The normalization of the integrated market has dealt a blow to the revenue, operating profit, and net profit of shipping companies.
Recently, the tightening of crude oil supply, coupled with the peak demand season, has led to a significant increase in international oil prices, up to $80 per barrel. This has boosted fuel prices for ships. In the current context of a significant increase in shipping capacity and a tightening of freight demand, this means that ship operations will become even more challenging…
01-Slowing Economic and a sluggish market
New capacity ‘drags down’ market recovery
In the past two years, shipping companies, in order to maintain or capture market share, have invested substantial cash flows into capacity. The delivery of large numbers of new ships coincided with a stable supply chain and a contraction in freight demand. This is a major reason why the industry is pessimistic about the market outlook.
02-Uncertain demand + environmental regulations
The expectation for the future is even more frightening
Compared to the current predicament, the expectation for the shipping industry’s future is even more frightening.
First, the uncertainty of global container cargo demand has led shipping giants to have an overall pessimistic view of the market outlook.
Second, greenhouse gas emission reduction standards from IMO and the EU will directly force shipping companies which unable to effectively control emissions to pay a significant cost. The industry estimates that the EU ETS, once effective, could require several shipping companies that have not significantly decarbonized to purchase $5.5 billion worth of allowances by 2030.

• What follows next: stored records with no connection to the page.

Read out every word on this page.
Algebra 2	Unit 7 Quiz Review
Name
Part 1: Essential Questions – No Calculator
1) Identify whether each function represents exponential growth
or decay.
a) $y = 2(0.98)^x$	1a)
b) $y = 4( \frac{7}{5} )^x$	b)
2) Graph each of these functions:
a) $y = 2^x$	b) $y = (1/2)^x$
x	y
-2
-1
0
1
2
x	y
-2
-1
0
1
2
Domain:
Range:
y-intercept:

On the other hand, the pressure to reduce emissions is also driving shipping companies to adopt technological or operational measures to improve ship efficiency or order expensive new fuel-efficient ships.
03-The way for shipping companies to outperform the market:Cost reduction! Emission reduction!

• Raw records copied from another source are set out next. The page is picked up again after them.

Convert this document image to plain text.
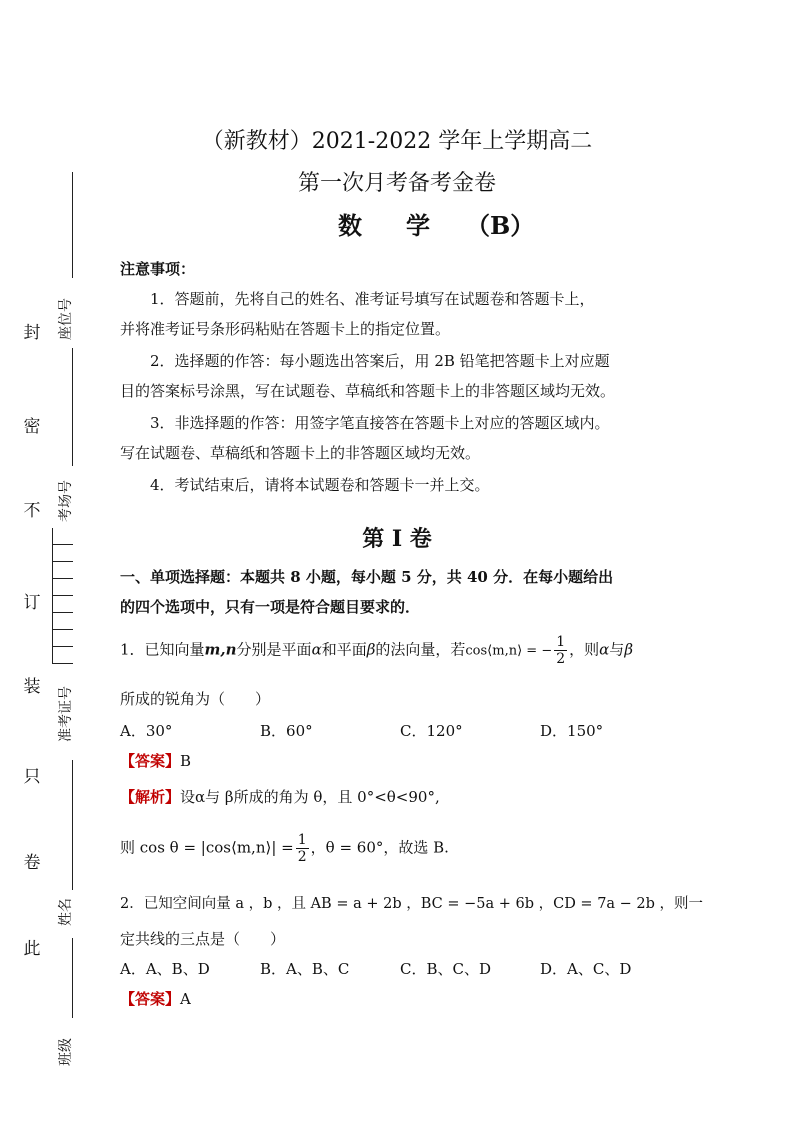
封
密
不
订
装
只
卷
此
座位号
考场号
准考证号
姓名
班级
（新教材）2021-2022 学年上学期高二
第一次月考备考金卷
数 学 （B）
注意事项：
1．答题前，先将自己的姓名、准考证号填写在试题卷和答题卡上，
并将准考证号条形码粘贴在答题卡上的指定位置。
2．选择题的作答：每小题选出答案后，用 2B 铅笔把答题卡上对应题
目的答案标号涂黑，写在试题卷、草稿纸和答题卡上的非答题区域均无效。
3．非选择题的作答：用签字笔直接答在答题卡上对应的答题区域内。
写在试题卷、草稿纸和答题卡上的非答题区域均无效。
4．考试结束后，请将本试题卷和答题卡一并上交。
第 Ⅰ 卷
一、单项选择题：本题共 8 小题，每小题 5 分，共 40 分．在每小题给出
的四个选项中，只有一项是符合题目要求的．
1．已知向量m,n分别是平面α和平面β的法向量，若cos⟨m,n⟩ = − $\frac{1}{2}$ ，则α与β
所成的锐角为（　　）
A．30°	B．60°	C．120°	D．150°
【答案】B
【解析】设α与 β所成的角为 θ，且 0°<θ<90°,
则 cos θ = |cos⟨m,n⟩| = $\frac{1}{2}$ ，θ = 60°，故选 B.
2．已知空间向量 a ，b ，且 AB = a + 2b ，BC = −5a + 6b ，CD = 7a − 2b ，则一
定共线的三点是（　　）
A．A、B、D	B．A、B、C	C．B、C、D	D．A、C、D
【答案】A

With a bleak outlook, cost control has become a high-frequency term in container shipping company reports. In the shipping industry, which relies heavily on fuel and has increasingly strict carbon reduction targets, controlling fuel consumption is of paramount importance to decarbonization and profitability.
Because biofouling can increase drag during navigation, leading to a 36% increase in fuel consumption and a high increase in carbon emissions, more and more shipping companies are choosing to reduce drag by removing fouling from their ship hulls. In particular, underwater robotic hull cleaning services: without the need for dry docks, they can operate underwater while ships are anchored or docked.

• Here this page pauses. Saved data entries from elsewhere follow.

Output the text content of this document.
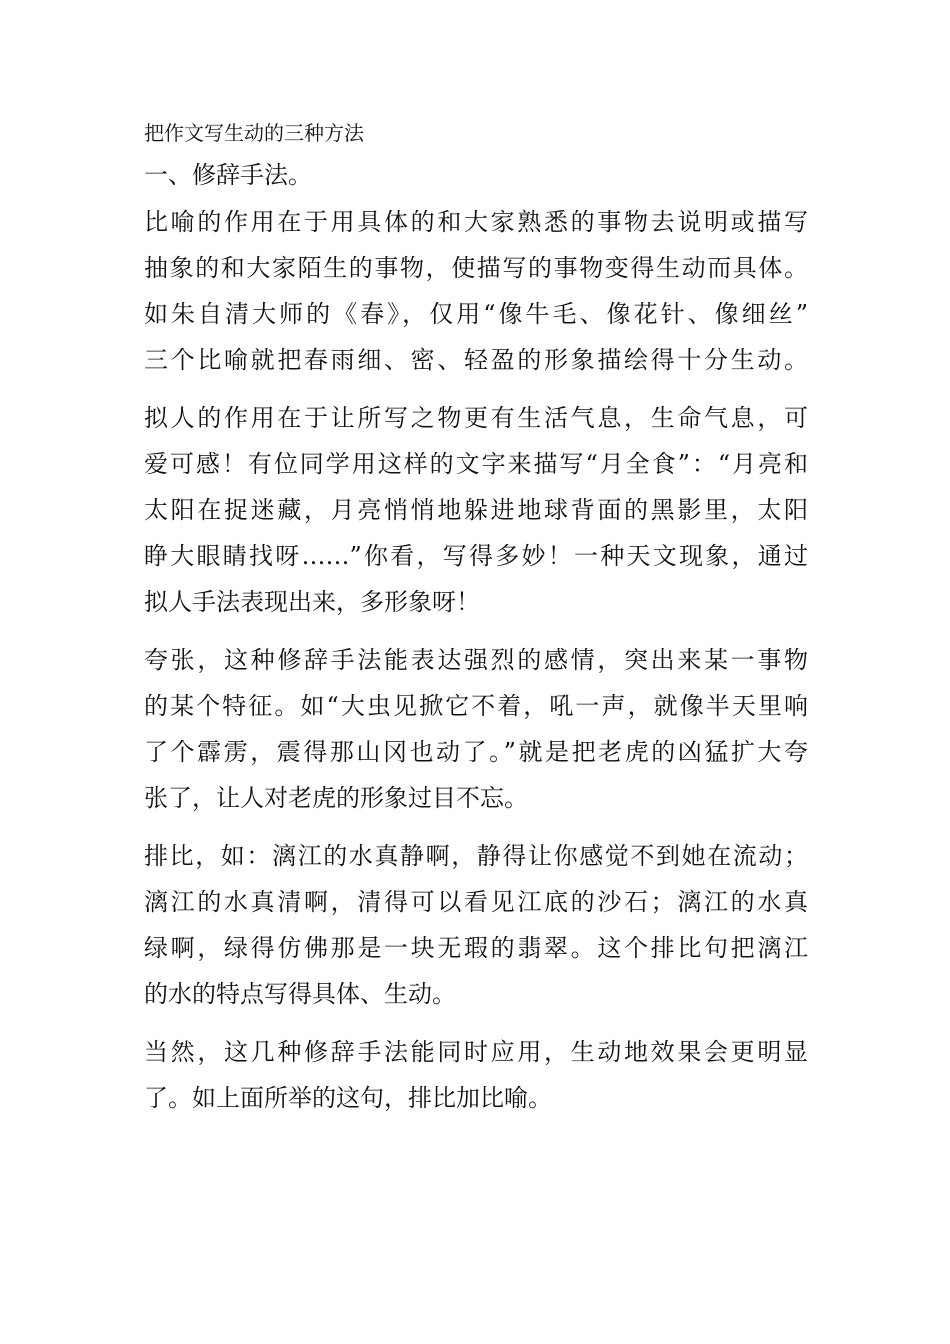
把作文写生动的三种方法
一、修辞手法。
比喻的作用在于用具体的和大家熟悉的事物去说明或描写
抽象的和大家陌生的事物，使描写的事物变得生动而具体。
如朱自清大师的《春》，仅用“像牛毛、像花针、像细丝”
三个比喻就把春雨细、密、轻盈的形象描绘得十分生动。
拟人的作用在于让所写之物更有生活气息，生命气息，可
爱可感！有位同学用这样的文字来描写“月全食”：“月亮和
太阳在捉迷藏，月亮悄悄地躲进地球背面的黑影里，太阳
睁大眼睛找呀……”你看，写得多妙！一种天文现象，通过
拟人手法表现出来，多形象呀！
夸张，这种修辞手法能表达强烈的感情，突出来某一事物
的某个特征。如“大虫见掀它不着，吼一声，就像半天里响
了个霹雳，震得那山冈也动了。”就是把老虎的凶猛扩大夸
张了，让人对老虎的形象过目不忘。
排比，如：漓江的水真静啊，静得让你感觉不到她在流动；
漓江的水真清啊，清得可以看见江底的沙石；漓江的水真
绿啊，绿得仿佛那是一块无瑕的翡翠。这个排比句把漓江
的水的特点写得具体、生动。
当然，这几种修辞手法能同时应用，生动地效果会更明显
了。如上面所举的这句，排比加比喻。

Neptune robot ship inspection and cleaning services breaks through the limitations of water conditions, weather, and time, operating around the clock in ports/anchorages, thoroughly removing hull dirt without damaging the ship’s paint, and providing pre-and post-cleaning hull inspection data and images. The service covers the North China, East China, and South China regions and has already served hundreds of large ships.
In the backdrop of rising crude oil prices and uncertainty in green fuels and their technologies, hull cleaning is undoubtedly a key and feasible measure for fleets to decarbonize and reduce costs. It will enable shipping companies to face the various challenges in the consolidation market with more confidence and strength, overcoming the ups and downs of the shipping cycle.